In June she helped organize an in-person ride in New York City with a popular instructor, Jennifer Schreiber Sherman. More than 20 people from as far away as Virginia, Ohio, and Wisconsin, showed up. Members gush about Peloton in a way that the uninitiated would consider intimate or obsessive or embarrassing. One apparently addicted woman talks about taking a “spiritual break” from the bike. Another admits to crying during a ride.

“It reminds me a little bit of what we see with CrossFit or some of those programs, just in terms of the community around it and how people really can get kind of fanatical,” says Alexis Conason, a psychologist who specializes in body image issues. “It can take on almost a cultlike quality for certain people. It’s creating a culture of normalizing behaviors that wouldn’t be normalized in other communities.”

Members of the Facebook group celebrate “hat tricks,” or three rides in one day. Every few weeks, the group will offer members a challenge, such as who can log the most miles in 10 days. Pugerude, who typically rides two or three times a day, won that one, riding almost 675 miles. On the last day she did nine rides.

“I think that’s pretty aggressive,” Foley says. “Some people are addicted to working out.” Investors are drawn to the brand specifically for that online community, he says, and it provides Peloton with insight into its clients’ psyches, behaviors, likes, and dislikes. But sometimes, Foley says, “it’s a bit of a liability.” When instructor Niren, for example, left the company, the Facebook page erupted. “Every once in a while there is negative energy,” Foley says. “For the most part, these groups self-moderate. If people are beating an issue into the ground, they will be voted off the island. Everyone wants this place to be a positive, supportive, encouraging, optimistic place.”
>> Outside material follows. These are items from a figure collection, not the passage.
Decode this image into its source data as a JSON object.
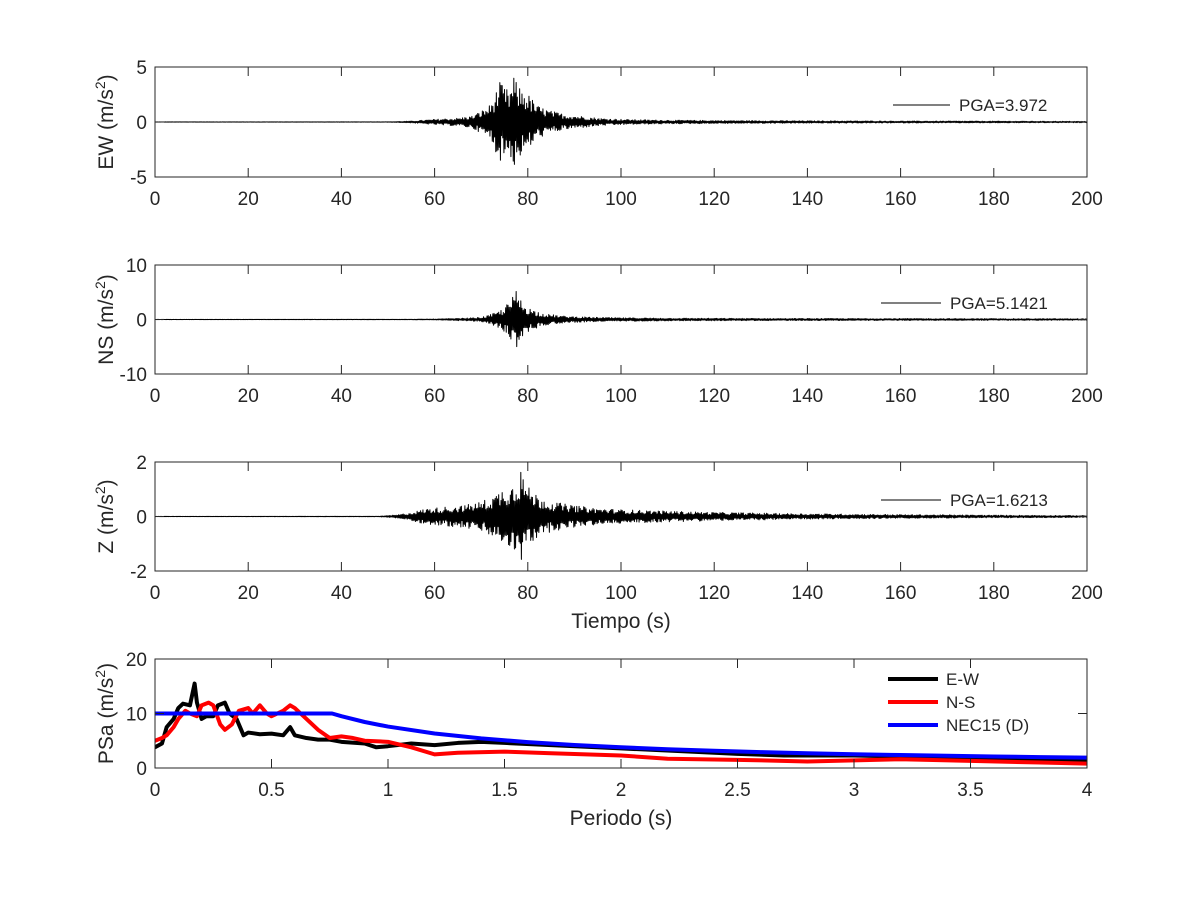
{
  "chart_data": [
    {
      "type": "line",
      "id": "ew",
      "ylabel": "EW (m/s²)",
      "ylabel_main": "EW (m/s",
      "ylabel_sup": "2",
      "ylabel_end": ")",
      "xlabel": "",
      "xlim": [
        0,
        200
      ],
      "ylim": [
        -5,
        5
      ],
      "xticks": [
        0,
        20,
        40,
        60,
        80,
        100,
        120,
        140,
        160,
        180,
        200
      ],
      "yticks": [
        -5,
        0,
        5
      ],
      "legend_position": "top-right",
      "series": [
        {
          "name": "PGA=3.972",
          "color": "#000000",
          "envelope": [
            [
              0,
              0.015
            ],
            [
              50,
              0.02
            ],
            [
              55,
              0.08
            ],
            [
              58,
              0.18
            ],
            [
              62,
              0.3
            ],
            [
              65,
              0.35
            ],
            [
              68,
              0.55
            ],
            [
              70,
              1.0
            ],
            [
              72,
              1.6
            ],
            [
              74,
              3.6
            ],
            [
              76,
              2.8
            ],
            [
              77,
              3.972
            ],
            [
              78,
              3.3
            ],
            [
              80,
              2.6
            ],
            [
              82,
              1.5
            ],
            [
              85,
              1.0
            ],
            [
              88,
              0.7
            ],
            [
              92,
              0.5
            ],
            [
              96,
              0.32
            ],
            [
              100,
              0.25
            ],
            [
              105,
              0.2
            ],
            [
              110,
              0.17
            ],
            [
              120,
              0.14
            ],
            [
              140,
              0.11
            ],
            [
              160,
              0.09
            ],
            [
              180,
              0.08
            ],
            [
              200,
              0.06
            ]
          ],
          "peak": {
            "x": 77,
            "y": 3.972
          }
        }
      ]
    },
    {
      "type": "line",
      "id": "ns",
      "ylabel": "NS (m/s²)",
      "ylabel_main": "NS (m/s",
      "ylabel_sup": "2",
      "ylabel_end": ")",
      "xlabel": "",
      "xlim": [
        0,
        200
      ],
      "ylim": [
        -10,
        10
      ],
      "xticks": [
        0,
        20,
        40,
        60,
        80,
        100,
        120,
        140,
        160,
        180,
        200
      ],
      "yticks": [
        -10,
        0,
        10
      ],
      "legend_position": "top-right",
      "series": [
        {
          "name": "PGA=5.1421",
          "color": "#000000",
          "envelope": [
            [
              0,
              0.02
            ],
            [
              55,
              0.05
            ],
            [
              60,
              0.1
            ],
            [
              65,
              0.2
            ],
            [
              70,
              0.4
            ],
            [
              72,
              0.9
            ],
            [
              74,
              1.6
            ],
            [
              76,
              3.2
            ],
            [
              77.5,
              5.1421
            ],
            [
              79,
              3.0
            ],
            [
              81,
              1.8
            ],
            [
              84,
              1.0
            ],
            [
              88,
              0.6
            ],
            [
              94,
              0.4
            ],
            [
              100,
              0.32
            ],
            [
              110,
              0.25
            ],
            [
              130,
              0.2
            ],
            [
              160,
              0.18
            ],
            [
              200,
              0.15
            ]
          ],
          "peak": {
            "x": 77.5,
            "y": 5.1421
          }
        }
      ]
    },
    {
      "type": "line",
      "id": "z",
      "ylabel": "Z (m/s²)",
      "ylabel_main": "Z (m/s",
      "ylabel_sup": "2",
      "ylabel_end": ")",
      "xlabel": "Tiempo (s)",
      "xlim": [
        0,
        200
      ],
      "ylim": [
        -2,
        2
      ],
      "xticks": [
        0,
        20,
        40,
        60,
        80,
        100,
        120,
        140,
        160,
        180,
        200
      ],
      "yticks": [
        -2,
        0,
        2
      ],
      "legend_position": "top-right",
      "series": [
        {
          "name": "PGA=1.6213",
          "color": "#000000",
          "envelope": [
            [
              0,
              0.005
            ],
            [
              48,
              0.01
            ],
            [
              52,
              0.06
            ],
            [
              55,
              0.15
            ],
            [
              58,
              0.28
            ],
            [
              62,
              0.35
            ],
            [
              66,
              0.4
            ],
            [
              70,
              0.55
            ],
            [
              73,
              0.8
            ],
            [
              75,
              1.1
            ],
            [
              77,
              1.2
            ],
            [
              78.5,
              1.6213
            ],
            [
              80,
              1.1
            ],
            [
              82,
              0.8
            ],
            [
              85,
              0.55
            ],
            [
              90,
              0.4
            ],
            [
              95,
              0.3
            ],
            [
              100,
              0.25
            ],
            [
              110,
              0.2
            ],
            [
              120,
              0.15
            ],
            [
              140,
              0.1
            ],
            [
              160,
              0.07
            ],
            [
              180,
              0.05
            ],
            [
              200,
              0.035
            ]
          ],
          "peak": {
            "x": 78.5,
            "y": 1.6213
          }
        }
      ]
    },
    {
      "type": "line",
      "id": "psa",
      "ylabel": "PSa (m/s²)",
      "ylabel_main": "PSa (m/s",
      "ylabel_sup": "2",
      "ylabel_end": ")",
      "xlabel": "Periodo (s)",
      "xlim": [
        0,
        4
      ],
      "ylim": [
        0,
        20
      ],
      "xticks": [
        0,
        0.5,
        1,
        1.5,
        2,
        2.5,
        3,
        3.5,
        4
      ],
      "yticks": [
        0,
        10,
        20
      ],
      "legend_position": "top-right",
      "series": [
        {
          "name": "E-W",
          "color": "#000000",
          "x": [
            0.0,
            0.03,
            0.05,
            0.08,
            0.1,
            0.12,
            0.15,
            0.17,
            0.18,
            0.2,
            0.22,
            0.25,
            0.27,
            0.3,
            0.32,
            0.35,
            0.38,
            0.4,
            0.45,
            0.5,
            0.55,
            0.58,
            0.6,
            0.65,
            0.7,
            0.75,
            0.8,
            0.9,
            0.95,
            1.0,
            1.1,
            1.2,
            1.3,
            1.4,
            1.5,
            1.7,
            2.0,
            2.3,
            2.5,
            2.7,
            3.0,
            3.3,
            3.5,
            3.7,
            4.0
          ],
          "y": [
            3.8,
            4.5,
            7.5,
            9.0,
            11.0,
            11.8,
            11.5,
            15.5,
            12.0,
            9.0,
            9.5,
            9.5,
            11.5,
            12.0,
            10.0,
            9.0,
            6.0,
            6.5,
            6.2,
            6.3,
            6.0,
            7.5,
            6.0,
            5.5,
            5.2,
            5.2,
            4.8,
            4.5,
            3.8,
            4.0,
            4.5,
            4.2,
            4.6,
            4.8,
            4.6,
            4.2,
            3.6,
            3.0,
            2.6,
            2.3,
            2.3,
            2.0,
            1.8,
            1.6,
            1.4
          ]
        },
        {
          "name": "N-S",
          "color": "#ff0000",
          "x": [
            0.0,
            0.03,
            0.05,
            0.08,
            0.1,
            0.13,
            0.15,
            0.18,
            0.2,
            0.23,
            0.25,
            0.28,
            0.3,
            0.33,
            0.36,
            0.4,
            0.42,
            0.45,
            0.48,
            0.5,
            0.55,
            0.58,
            0.6,
            0.65,
            0.7,
            0.75,
            0.8,
            0.85,
            0.9,
            1.0,
            1.1,
            1.2,
            1.3,
            1.5,
            1.7,
            2.0,
            2.2,
            2.5,
            2.8,
            3.0,
            3.2,
            3.5,
            3.8,
            4.0
          ],
          "y": [
            5.0,
            5.5,
            6.0,
            7.5,
            9.0,
            10.5,
            10.0,
            9.5,
            11.5,
            12.0,
            11.5,
            8.0,
            7.0,
            8.0,
            10.5,
            11.0,
            10.0,
            11.5,
            10.0,
            9.5,
            10.5,
            11.5,
            11.0,
            9.0,
            7.0,
            5.5,
            5.8,
            5.5,
            5.0,
            4.8,
            3.8,
            2.5,
            2.8,
            3.0,
            2.7,
            2.3,
            1.7,
            1.5,
            1.2,
            1.4,
            1.6,
            1.3,
            1.0,
            0.8
          ]
        },
        {
          "name": "NEC15 (D)",
          "color": "#0000ff",
          "x": [
            0.0,
            0.76,
            0.8,
            0.9,
            1.0,
            1.2,
            1.4,
            1.6,
            1.8,
            2.0,
            2.2,
            2.4,
            2.6,
            2.8,
            3.0,
            3.2,
            3.4,
            3.6,
            3.8,
            4.0
          ],
          "y": [
            10.0,
            10.0,
            9.5,
            8.44,
            7.6,
            6.33,
            5.43,
            4.75,
            4.22,
            3.8,
            3.45,
            3.17,
            2.92,
            2.71,
            2.53,
            2.38,
            2.24,
            2.11,
            2.0,
            1.9
          ]
        }
      ]
    }
  ]
}
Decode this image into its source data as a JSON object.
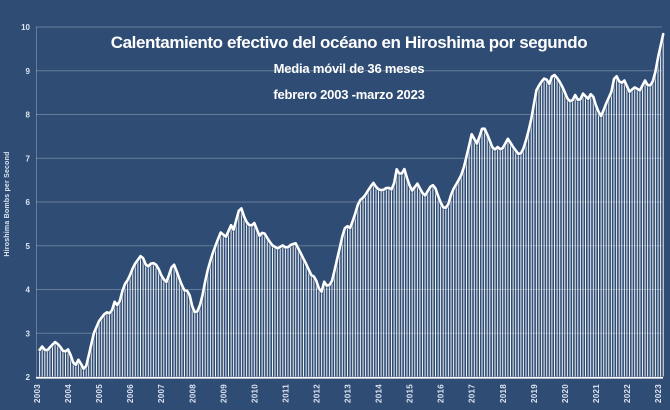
{
  "chart_data": {
    "type": "line",
    "title": "Calentamiento efectivo del océano en Hiroshima por segundo",
    "subtitle": "Media móvil de 36 meses",
    "date_range": "febrero 2003 -marzo 2023",
    "ylabel": "Hiroshima Bombs per Second",
    "xlabel": "",
    "x_ticks": [
      2003,
      2004,
      2005,
      2006,
      2007,
      2008,
      2009,
      2010,
      2011,
      2012,
      2013,
      2014,
      2015,
      2016,
      2017,
      2018,
      2019,
      2020,
      2021,
      2022,
      2023
    ],
    "y_ticks": [
      2,
      3,
      4,
      5,
      6,
      7,
      8,
      9,
      10
    ],
    "ylim": [
      2,
      10
    ],
    "xlim": [
      2003,
      2023.17
    ],
    "grid": true,
    "legend": "none",
    "fill_style": "vertical-comb-monthly",
    "series": [
      {
        "name": "Media móvil de 36 meses",
        "points": [
          [
            2003.083,
            2.62
          ],
          [
            2003.17,
            2.7
          ],
          [
            2003.29,
            2.58
          ],
          [
            2003.42,
            2.68
          ],
          [
            2003.58,
            2.8
          ],
          [
            2003.71,
            2.73
          ],
          [
            2003.87,
            2.56
          ],
          [
            2004.0,
            2.63
          ],
          [
            2004.12,
            2.45
          ],
          [
            2004.21,
            2.22
          ],
          [
            2004.33,
            2.4
          ],
          [
            2004.46,
            2.25
          ],
          [
            2004.54,
            2.13
          ],
          [
            2004.67,
            2.5
          ],
          [
            2004.83,
            3.0
          ],
          [
            2005.0,
            3.28
          ],
          [
            2005.17,
            3.44
          ],
          [
            2005.29,
            3.5
          ],
          [
            2005.37,
            3.42
          ],
          [
            2005.5,
            3.72
          ],
          [
            2005.62,
            3.61
          ],
          [
            2005.79,
            4.08
          ],
          [
            2005.96,
            4.26
          ],
          [
            2006.12,
            4.55
          ],
          [
            2006.29,
            4.72
          ],
          [
            2006.37,
            4.8
          ],
          [
            2006.54,
            4.5
          ],
          [
            2006.71,
            4.62
          ],
          [
            2006.87,
            4.55
          ],
          [
            2007.04,
            4.26
          ],
          [
            2007.17,
            4.17
          ],
          [
            2007.33,
            4.5
          ],
          [
            2007.42,
            4.57
          ],
          [
            2007.58,
            4.26
          ],
          [
            2007.71,
            4.02
          ],
          [
            2007.79,
            3.94
          ],
          [
            2007.87,
            4.0
          ],
          [
            2008.0,
            3.62
          ],
          [
            2008.12,
            3.42
          ],
          [
            2008.29,
            3.72
          ],
          [
            2008.46,
            4.35
          ],
          [
            2008.62,
            4.75
          ],
          [
            2008.79,
            5.08
          ],
          [
            2008.92,
            5.31
          ],
          [
            2009.08,
            5.2
          ],
          [
            2009.25,
            5.47
          ],
          [
            2009.33,
            5.36
          ],
          [
            2009.5,
            5.8
          ],
          [
            2009.58,
            5.86
          ],
          [
            2009.71,
            5.58
          ],
          [
            2009.87,
            5.44
          ],
          [
            2010.0,
            5.52
          ],
          [
            2010.17,
            5.22
          ],
          [
            2010.29,
            5.33
          ],
          [
            2010.46,
            5.12
          ],
          [
            2010.58,
            5.01
          ],
          [
            2010.75,
            4.94
          ],
          [
            2010.92,
            5.01
          ],
          [
            2011.04,
            4.94
          ],
          [
            2011.17,
            5.02
          ],
          [
            2011.33,
            5.06
          ],
          [
            2011.5,
            4.82
          ],
          [
            2011.67,
            4.58
          ],
          [
            2011.83,
            4.33
          ],
          [
            2011.96,
            4.28
          ],
          [
            2012.08,
            4.02
          ],
          [
            2012.17,
            3.95
          ],
          [
            2012.25,
            4.18
          ],
          [
            2012.37,
            4.05
          ],
          [
            2012.5,
            4.2
          ],
          [
            2012.62,
            4.55
          ],
          [
            2012.75,
            4.95
          ],
          [
            2012.87,
            5.33
          ],
          [
            2012.96,
            5.47
          ],
          [
            2013.08,
            5.4
          ],
          [
            2013.21,
            5.65
          ],
          [
            2013.37,
            6.02
          ],
          [
            2013.54,
            6.12
          ],
          [
            2013.71,
            6.32
          ],
          [
            2013.83,
            6.44
          ],
          [
            2013.96,
            6.3
          ],
          [
            2014.12,
            6.26
          ],
          [
            2014.29,
            6.34
          ],
          [
            2014.46,
            6.27
          ],
          [
            2014.58,
            6.75
          ],
          [
            2014.71,
            6.6
          ],
          [
            2014.83,
            6.76
          ],
          [
            2014.96,
            6.44
          ],
          [
            2015.08,
            6.26
          ],
          [
            2015.25,
            6.42
          ],
          [
            2015.42,
            6.2
          ],
          [
            2015.5,
            6.15
          ],
          [
            2015.67,
            6.35
          ],
          [
            2015.79,
            6.4
          ],
          [
            2015.96,
            6.05
          ],
          [
            2016.08,
            5.88
          ],
          [
            2016.21,
            5.86
          ],
          [
            2016.37,
            6.25
          ],
          [
            2016.54,
            6.45
          ],
          [
            2016.71,
            6.68
          ],
          [
            2016.87,
            7.15
          ],
          [
            2017.0,
            7.55
          ],
          [
            2017.17,
            7.33
          ],
          [
            2017.37,
            7.75
          ],
          [
            2017.54,
            7.48
          ],
          [
            2017.71,
            7.17
          ],
          [
            2017.83,
            7.26
          ],
          [
            2017.96,
            7.18
          ],
          [
            2018.17,
            7.45
          ],
          [
            2018.33,
            7.26
          ],
          [
            2018.5,
            7.1
          ],
          [
            2018.62,
            7.12
          ],
          [
            2018.79,
            7.5
          ],
          [
            2018.92,
            7.9
          ],
          [
            2019.08,
            8.55
          ],
          [
            2019.21,
            8.72
          ],
          [
            2019.37,
            8.85
          ],
          [
            2019.5,
            8.7
          ],
          [
            2019.62,
            8.94
          ],
          [
            2019.79,
            8.8
          ],
          [
            2019.96,
            8.58
          ],
          [
            2020.08,
            8.37
          ],
          [
            2020.21,
            8.27
          ],
          [
            2020.33,
            8.45
          ],
          [
            2020.46,
            8.28
          ],
          [
            2020.58,
            8.48
          ],
          [
            2020.75,
            8.36
          ],
          [
            2020.87,
            8.51
          ],
          [
            2021.04,
            8.12
          ],
          [
            2021.17,
            7.96
          ],
          [
            2021.33,
            8.25
          ],
          [
            2021.5,
            8.52
          ],
          [
            2021.62,
            8.94
          ],
          [
            2021.79,
            8.7
          ],
          [
            2021.92,
            8.78
          ],
          [
            2022.08,
            8.52
          ],
          [
            2022.25,
            8.62
          ],
          [
            2022.42,
            8.55
          ],
          [
            2022.58,
            8.78
          ],
          [
            2022.71,
            8.62
          ],
          [
            2022.87,
            8.8
          ],
          [
            2023.0,
            9.3
          ],
          [
            2023.17,
            9.85
          ]
        ]
      }
    ],
    "colors": {
      "background": "#2f4c74",
      "line": "#ffffff",
      "grid": "#6e82a5",
      "baseline_axis": "#ffffff",
      "tick_text": "#dce5f1",
      "title_text": "#ffffff"
    }
  }
}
After securing its most recent round of funding, Peloton is set to double both its engineering staff and its retail locations within the next year. It just opened a second cycling studio in Chicago. The company plans to offer classes in other languages from the New York studio in 2017 so customers around the world can log on. And the company will go public someday, Foley says.

Getting up from a conference table, he sketches the next few years of his life: He’ll use the money from the IPO to kick-start a campaign to become president of the U.S. This country could use practical politicians, Foley says.

In the meantime, Peloton’s obvious challenge is to attract more riders like Ryan. She started working out after the birth of her second child, when she weighed more than 200 pounds. Now she’s cut. Starting from her shoulder down to her wrist, each section of Ryan’s arm has its own line of definition. On Facebook, she’ll occasionally post a sweaty, post-Peloton selfie. Even though she’s never met most of her fellow riders, she thinks of many of them as friends. “I got to know the people, and I got to see their profiles,” Ryan says. “Maybe because we’re all sweating, you feel like she showed up as much as I showed up. It puts us all in the same place. It’s a good place. It’s a really good place for a lot of people.”

(Corrects the color of SoulCycle bikes in the 11th paragraph.)